EIM34050 - Foreign travel rules: duties
performed wholly or partly abroad: travelling expenses of the
employee's family
Section 371 ITEPA 2003
Summary
This page is concerned with the travelling expenses of an
employee who works partly or wholly abroad.
Conditions
- The employee must be resident and
ordinarily resident in the United Kingdom (see
EIM34010) and
- the employee's taxable earnings must
include an amount in respect of:
- the provision of travel facilities for a journey
made by the employee's spouse, civil partner or child, or
- the reimbursement of expenses incurred by the
employee on such a journey.
- Other factors:the employee is absent from
the United Kingdom for a continuous period of at least 60 days for
the purpose of performing the duties of one or more employments
(see example
EIM34060 for details of the 60 days
rule)
- the journey is between a place in the
United Kingdom and a place outside the United Kingdom where such
duties are performed
- the employee's spouse, civil partner or
child is:
- accompanying the employee at the beginning of the
period of absence
- visiting the employee during that period, or
- returning to the United Kingdom after so
accompanying or visiting the employee.
Nature of the deduction
The deduction is equal to the amount included in the employee's
taxable earnings in respect of the travel facilities provided for
the journey or the reimbursed expenses of the journey. In most
cases, the employer will have provided the travel facilities or
reimbursed the expense. Allow the cost of up to:
- two outward journeys (from the United
Kingdom to the overseas workplace, see
EIM34070) and
- two inward journeys (from the overseas
workplace to the United Kingdom)
in any tax year by each member of the employee's family, if all
of the above conditions are satisfied.
Meaning of family
Family for this purpose includes:
- the employee's spouse
- the employee’s civil partner
- the employee's children.
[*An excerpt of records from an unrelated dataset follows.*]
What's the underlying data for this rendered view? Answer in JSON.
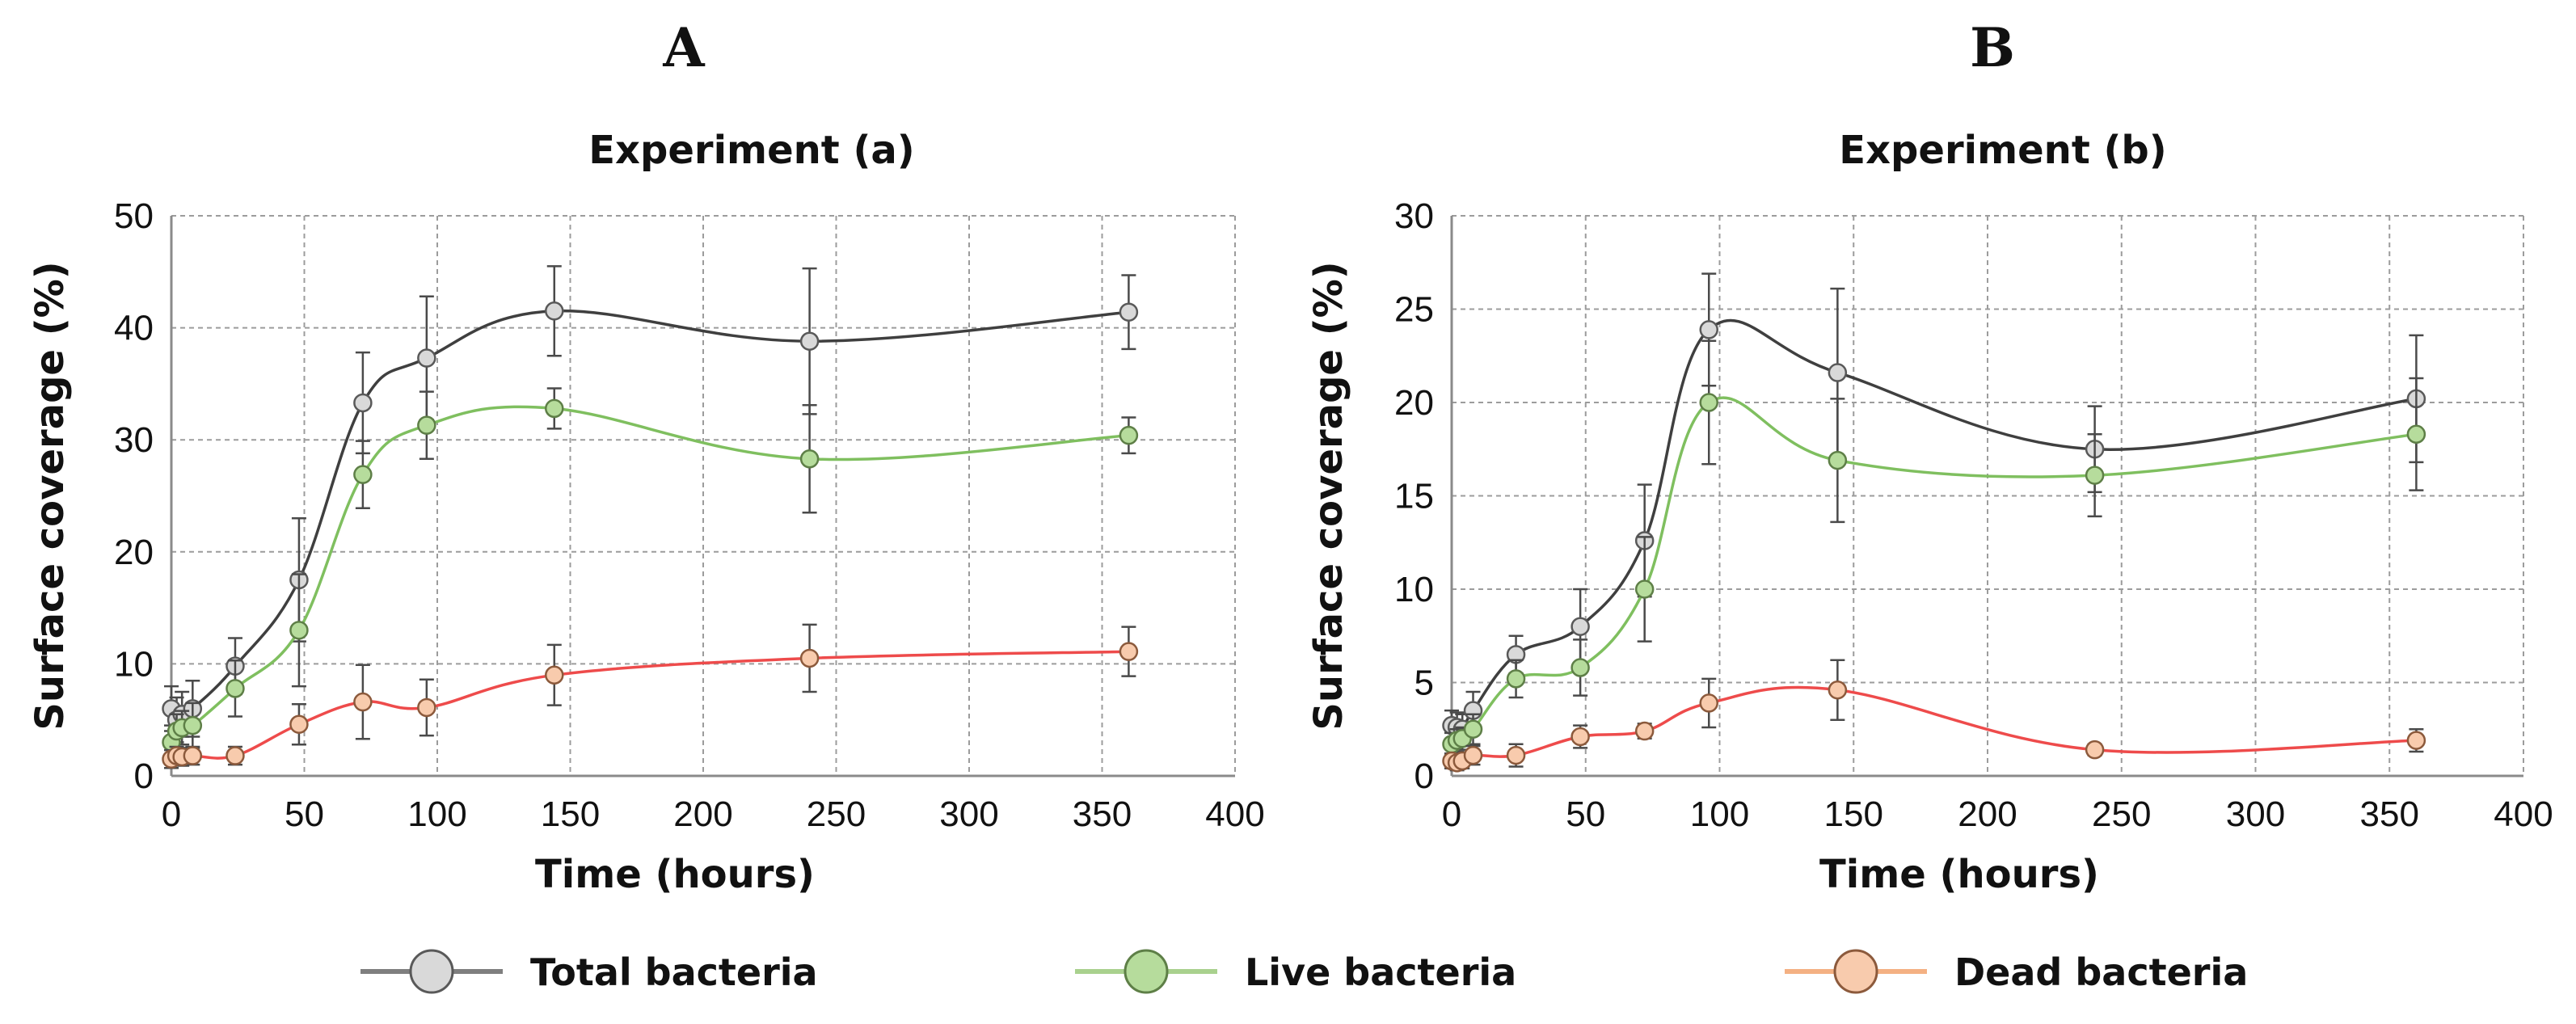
{
  "panels": [
    {
      "letter": "A"
    },
    {
      "letter": "B"
    }
  ],
  "legend": {
    "items": [
      {
        "label": "Total bacteria",
        "line_color": "#7f7f7f",
        "fill": "#d9d9d9",
        "edge": "#595959"
      },
      {
        "label": "Live bacteria",
        "line_color": "#a9d18e",
        "fill": "#b6dc9c",
        "edge": "#5e7f47"
      },
      {
        "label": "Dead bacteria",
        "line_color": "#f4b183",
        "fill": "#f8cbad",
        "edge": "#8c5a3c"
      }
    ]
  },
  "chart_data": [
    {
      "type": "line",
      "title": "Experiment (a)",
      "xlabel": "Time (hours)",
      "ylabel": "Surface coverage (%)",
      "xlim": [
        0,
        400
      ],
      "ylim": [
        0,
        50
      ],
      "xticks": [
        0,
        50,
        100,
        150,
        200,
        250,
        300,
        350,
        400
      ],
      "yticks": [
        0,
        10,
        20,
        30,
        40,
        50
      ],
      "grid": true,
      "series": [
        {
          "name": "Total bacteria",
          "color": "#3f3f3f",
          "marker_fill": "#d9d9d9",
          "marker_edge": "#595959",
          "x": [
            0,
            2,
            4,
            8,
            24,
            48,
            72,
            96,
            144,
            240,
            360
          ],
          "y": [
            6,
            5,
            5.5,
            6,
            9.8,
            17.5,
            33.3,
            37.3,
            41.5,
            38.8,
            41.4
          ],
          "err": [
            2,
            2,
            2,
            2.5,
            2.5,
            5.5,
            4.5,
            5.5,
            4,
            6.5,
            3.3
          ]
        },
        {
          "name": "Live bacteria",
          "color": "#7fbf5f",
          "marker_fill": "#b6dc9c",
          "marker_edge": "#5e7f47",
          "x": [
            0,
            2,
            4,
            8,
            24,
            48,
            72,
            96,
            144,
            240,
            360
          ],
          "y": [
            3,
            4,
            4.3,
            4.5,
            7.8,
            13,
            26.9,
            31.3,
            32.8,
            28.3,
            30.4
          ],
          "err": [
            1.5,
            1.5,
            1.5,
            2,
            2.5,
            5,
            3,
            3,
            1.8,
            4.8,
            1.6
          ]
        },
        {
          "name": "Dead bacteria",
          "color": "#ee4b4b",
          "marker_fill": "#f8cbad",
          "marker_edge": "#8c5a3c",
          "x": [
            0,
            2,
            4,
            8,
            24,
            48,
            72,
            96,
            144,
            240,
            360
          ],
          "y": [
            1.5,
            1.8,
            1.7,
            1.8,
            1.8,
            4.6,
            6.6,
            6.1,
            9,
            10.5,
            11.1
          ],
          "err": [
            0.8,
            0.8,
            0.8,
            0.8,
            0.8,
            1.8,
            3.3,
            2.5,
            2.7,
            3,
            2.2
          ]
        }
      ]
    },
    {
      "type": "line",
      "title": "Experiment (b)",
      "xlabel": "Time (hours)",
      "ylabel": "Surface coverage (%)",
      "xlim": [
        0,
        400
      ],
      "ylim": [
        0,
        30
      ],
      "xticks": [
        0,
        50,
        100,
        150,
        200,
        250,
        300,
        350,
        400
      ],
      "yticks": [
        0,
        5,
        10,
        15,
        20,
        25,
        30
      ],
      "grid": true,
      "series": [
        {
          "name": "Total bacteria",
          "color": "#3f3f3f",
          "marker_fill": "#d9d9d9",
          "marker_edge": "#595959",
          "x": [
            0,
            2,
            4,
            8,
            24,
            48,
            72,
            96,
            144,
            240,
            360
          ],
          "y": [
            2.7,
            2.6,
            2.5,
            3.5,
            6.5,
            8,
            12.6,
            23.9,
            21.6,
            17.5,
            20.2
          ],
          "err": [
            0.8,
            0.8,
            0.8,
            1,
            1,
            2,
            3,
            3,
            4.5,
            2.3,
            3.4
          ]
        },
        {
          "name": "Live bacteria",
          "color": "#7fbf5f",
          "marker_fill": "#b6dc9c",
          "marker_edge": "#5e7f47",
          "x": [
            0,
            2,
            4,
            8,
            24,
            48,
            72,
            96,
            144,
            240,
            360
          ],
          "y": [
            1.7,
            1.9,
            2,
            2.5,
            5.2,
            5.8,
            10,
            20,
            16.9,
            16.1,
            18.3
          ],
          "err": [
            0.6,
            0.6,
            0.6,
            0.8,
            1,
            1.5,
            2.8,
            3.3,
            3.3,
            2.2,
            3
          ]
        },
        {
          "name": "Dead bacteria",
          "color": "#ee4b4b",
          "marker_fill": "#f8cbad",
          "marker_edge": "#8c5a3c",
          "x": [
            0,
            2,
            4,
            8,
            24,
            48,
            72,
            96,
            144,
            240,
            360
          ],
          "y": [
            0.8,
            0.7,
            0.8,
            1.1,
            1.1,
            2.1,
            2.4,
            3.9,
            4.6,
            1.4,
            1.9
          ],
          "err": [
            0.4,
            0.4,
            0.4,
            0.5,
            0.6,
            0.6,
            0.4,
            1.3,
            1.6,
            0.3,
            0.6
          ]
        }
      ]
    }
  ]
}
The term includes
any stepchild, adopted child or illegitimate child but not a child
over the age of 18 at the beginning of the outward journey.
Additional information
The deduction only covers the travel costs of the family. Once
the family arrives at the overseas workplace no deduction can be
given for their accommodation or subsistence. If the employer meets
the cost of the family's accommodation or subsistence the cost will
be taxable earnings of the employee.